Bou Meng - Kambodscha

Wenn die Bilder nicht lebensecht sind, stirbst Du

Mit seinen Bildern versucht der kambodschanische Künstler Bou Meng, die Erinnerung an die Verbrechen der Roten Khmer wach zu halten.
Gerettet von der Kunst:der kambodschanische Künstler Bou Meng

Bou Meng mit seinen Bildern

35 Jahre nach der Schreckensherrschaft der Roten Khmer in Kambodscha fällte ein internationales Völkermordtribunal Anfang August ein historisches Urteil. Wegen Verbrechen gegen die Menschlichkeit wurden der damalige Propagandachef Nuon Chea (88) und der ehemalige Staatschef Khieu Samphan (83) zu lebenslanger Haft verurteilt. Sie waren die letzten noch lebenden Vertreter des Regimes.

Regungslos nahmen die beiden Greise das Urteil hin. Bou Meng (73) jedoch freute sich.

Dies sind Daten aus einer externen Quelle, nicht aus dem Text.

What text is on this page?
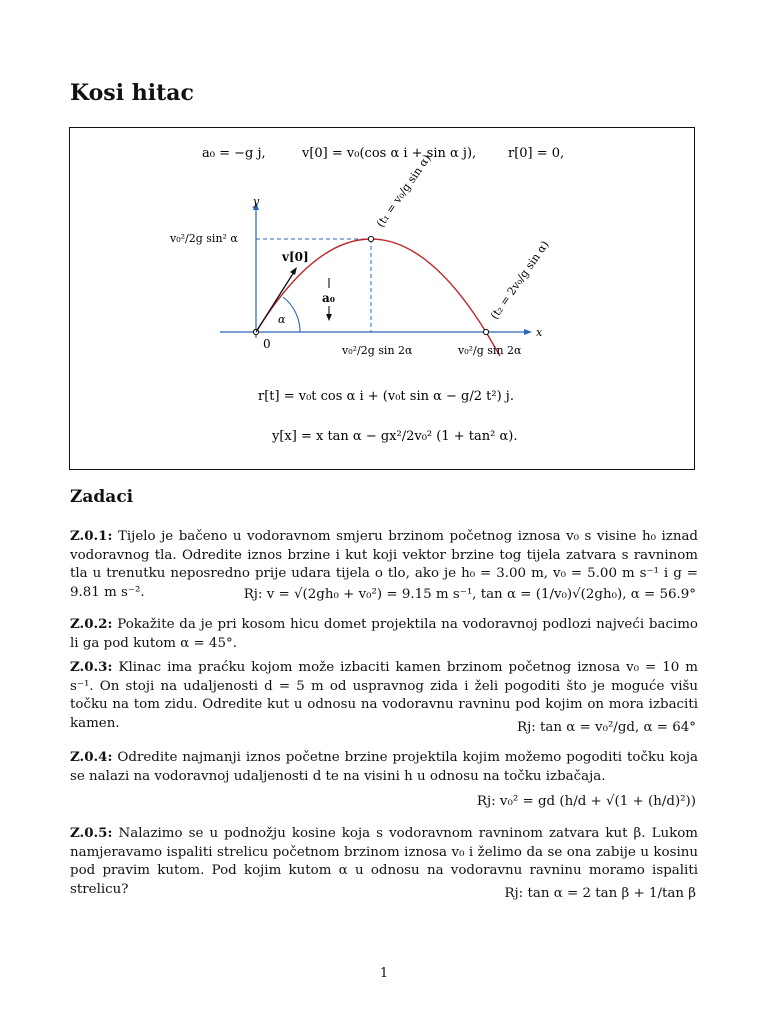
Kosi hitac
a₀ = −g j,	v[0] = v₀(cos α i + sin α j), r[0] = 0,
y
x
0
v[0]
α
a₀
v₀²/2g sin² α
v₀²/2g sin 2α	v₀²/g sin 2α
(t₁ = v₀/g sin α)
(t₂ = 2v₀/g sin α)
r[t] = v₀t cos α i + (v₀t sin α − g/2 t²) j.
y[x] = x tan α − gx²/2v₀² (1 + tan² α).
Zadaci
Z.0.1: Tijelo je bačeno u vodoravnom smjeru brzinom početnog iznosa v₀ s visine h₀ iznad vodoravnog tla. Odredite iznos brzine i kut koji vektor brzine tog tijela zatvara s ravninom tla u trenutku neposredno prije udara tijela o tlo, ako je h₀ = 3.00 m, v₀ = 5.00 m s⁻¹ i g = 9.81 m s⁻².	Rj: v = √(2gh₀ + v₀²) = 9.15 m s⁻¹, tan α = (1/v₀)√(2gh₀), α = 56.9°
Z.0.2: Pokažite da je pri kosom hicu domet projektila na vodoravnoj podlozi najveći bacimo li ga pod kutom α = 45°.
Z.0.3: Klinac ima praćku kojom može izbaciti kamen brzinom početnog iznosa v₀ = 10 m s⁻¹. On stoji na udaljenosti d = 5 m od uspravnog zida i želi pogoditi što je moguće višu točku na tom zidu. Odredite kut u odnosu na vodoravnu ravninu pod kojim on mora izbaciti kamen.	Rj: tan α = v₀²/gd, α = 64°
Z.0.4: Odredite najmanji iznos početne brzine projektila kojim možemo pogoditi točku koja se nalazi na vodoravnoj udaljenosti d te na visini h u odnosu na točku izbačaja.
Rj: v₀² = gd (h/d + √(1 + (h/d)²))
Z.0.5: Nalazimo se u podnožju kosine koja s vodoravnom ravninom zatvara kut β. Lukom namjeravamo ispaliti strelicu početnom brzinom iznosa v₀ i želimo da se ona zabije u kosinu pod pravim kutom. Pod kojim kutom α u odnosu na vodoravnu ravninu moramo ispaliti strelicu?	Rj: tan α = 2 tan β + 1/tan β
1
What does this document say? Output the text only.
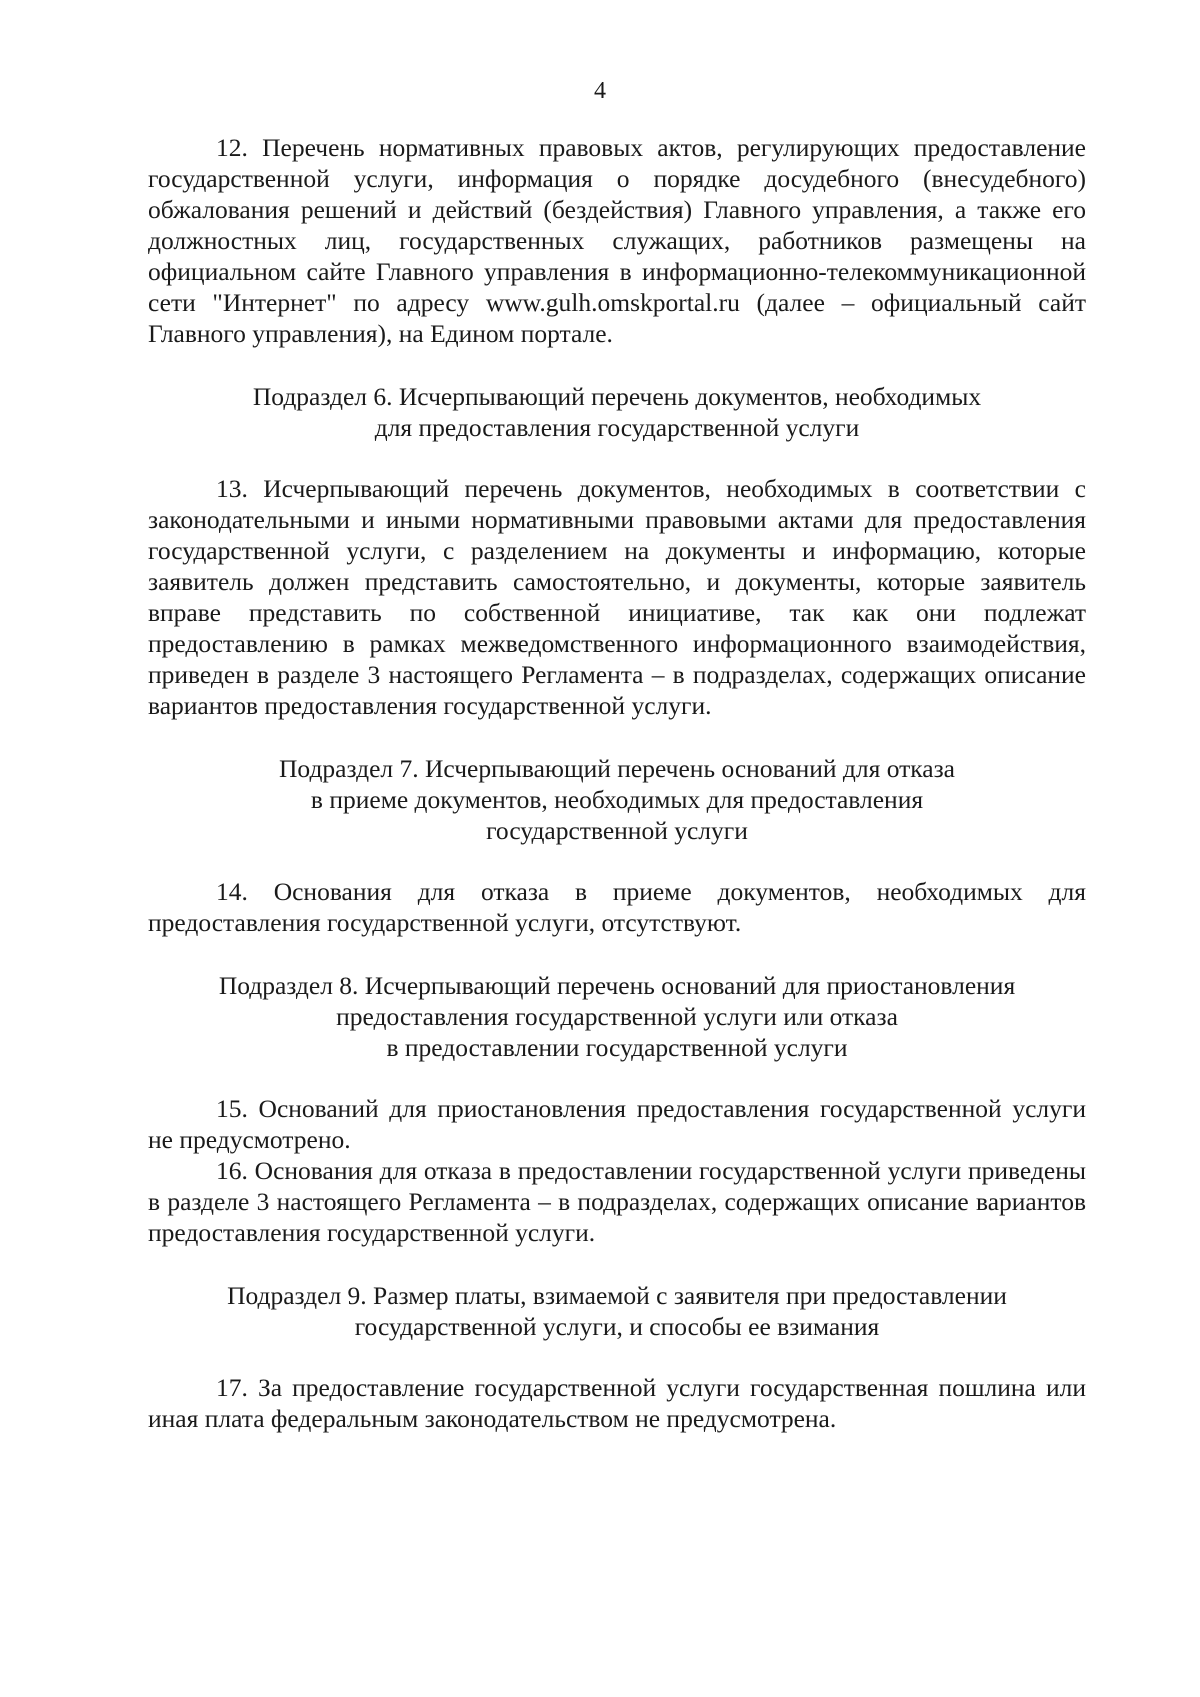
4

12. Перечень нормативных правовых актов, регулирующих предоставление государственной услуги, информация о порядке досудебного (внесудебного) обжалования решений и действий (бездействия) Главного управления, а также его должностных лиц, государственных служащих, работников размещены на официальном сайте Главного управления в информационно-телекоммуникационной сети "Интернет" по адресу www.gulh.omskportal.ru (далее – официальный сайт Главного управления), на Едином портале.

Подраздел 6. Исчерпывающий перечень документов, необходимых
для предоставления государственной услуги

13. Исчерпывающий перечень документов, необходимых в соответствии с законодательными и иными нормативными правовыми актами для предоставления государственной услуги, с разделением на документы и информацию, которые заявитель должен представить самостоятельно, и документы, которые заявитель вправе представить по собственной инициативе, так как они подлежат предоставлению в рамках межведомственного информационного взаимодействия, приведен в разделе 3 настоящего Регламента – в подразделах, содержащих описание вариантов предоставления государственной услуги.

Подраздел 7. Исчерпывающий перечень оснований для отказа
в приеме документов, необходимых для предоставления
государственной услуги

14. Основания для отказа в приеме документов, необходимых для предоставления государственной услуги, отсутствуют.

Подраздел 8. Исчерпывающий перечень оснований для приостановления
предоставления государственной услуги или отказа
в предоставлении государственной услуги

15. Оснований для приостановления предоставления государственной услуги не предусмотрено.

16. Основания для отказа в предоставлении государственной услуги приведены в разделе 3 настоящего Регламента – в подразделах, содержащих описание вариантов предоставления государственной услуги.

Подраздел 9. Размер платы, взимаемой с заявителя при предоставлении
государственной услуги, и способы ее взимания

17. За предоставление государственной услуги государственная пошлина или иная плата федеральным законодательством не предусмотрена.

Zusammen mit anderen Überlebenden und Opferangehörigen feierte er vor dem Gerichtsgebäude in Phnom Penh den Richterspruch. Zu oft hatte er mit ansehen müssen, wie alle anderen Khmer-Führer in den vergangenen Jahren bereits friedlich und ohne Sühne starben oder wegen Demenz freigesprochen wurden.

Die Roten Khmer wollten Kambodscha unter Pol Pot in den achtziger Jahren gewaltsam in einen maoistischen Bauernstaat verwandeln. Ihre Schreckensherrschaft kostete fast zwei Millionen Menschen das Leben.

Die Prozesse des UN-Kriegsverbrechertribunals, bei denen Bou Meng als einer der Hauptzeugen aussagte, kamen aber nur schleppend voran. Getreue des Terror-Regimes sitzen bis heute in der Regierung und sabotierten die Prozesse. Sogar Ministerpräsident Hun Sen, selbst ein ehemaliger Roter Khmer, forderte immer wieder ein Ende des Tribunals: "Es ist Zeit, die Vergangenheit zu begraben".

Doch viele Regime-Opfer wie Bou Meng wollten nicht vergessen. Die Roten Khmer haben sein Leben zerstört: "Sie haben meine Frau ermordet. Meine Kinder habe ich nie wiedergesehen. Mich haben sie monatelang jeden Tag mit Eisenstangen geschlagen und mit Elektroschocks gefoltert". Er wisse bis heute nicht, warum er überhaupt ins berühmt berüchtigte Foltergefängnis "S-21" in Phnom Penh kam, in dem bis zu 17 000 Menschen zu Tode gequält wurden.

Nur sieben Gefangene überlebten. Einer von ihnen ist Bou Meng. "Die Kunst rettete mich. Die Roten Khmer ließen mich nur leben, weil ich Porträts von Pol Pot, Mao und Lenin malen konnte", erklärt der Künstler beim Besuch des ehemaligen Foltergefängnisses, dem heutigen Tuol-Sleng-Genozid-Museum. "Wenn die Bilder nicht lebensecht sind, stirbst Du", warnten sie ihn immer wieder.
Meng erzählte nicht nur dem Völkermordtribunal von den Gräueltaten der Khmer. Seit Beginn der Prozesse malt er auch die Schreckensszenen von damals: Folterszenen, die Killing Fields vor der Stadt, auf denen angebliche Regimefeinde zu Zigtausenden mit Schaufeln und Äxten erschlagen wurden, um Munition zu sparen. Kleinkinder, die einfach so lange gegen einen Baum geschlagen wurden, bis sie nicht mehr schrien. "Ich wollte meine Erlebnisse von damals malen, damit sie nicht in Vergessenheit geraten. Meine Bilder sind eine Art Vergangenheitsbewältigung, die in meinem Land bisher noch nicht stattgefunden hat", sagt Meng mit sanfter Stimme.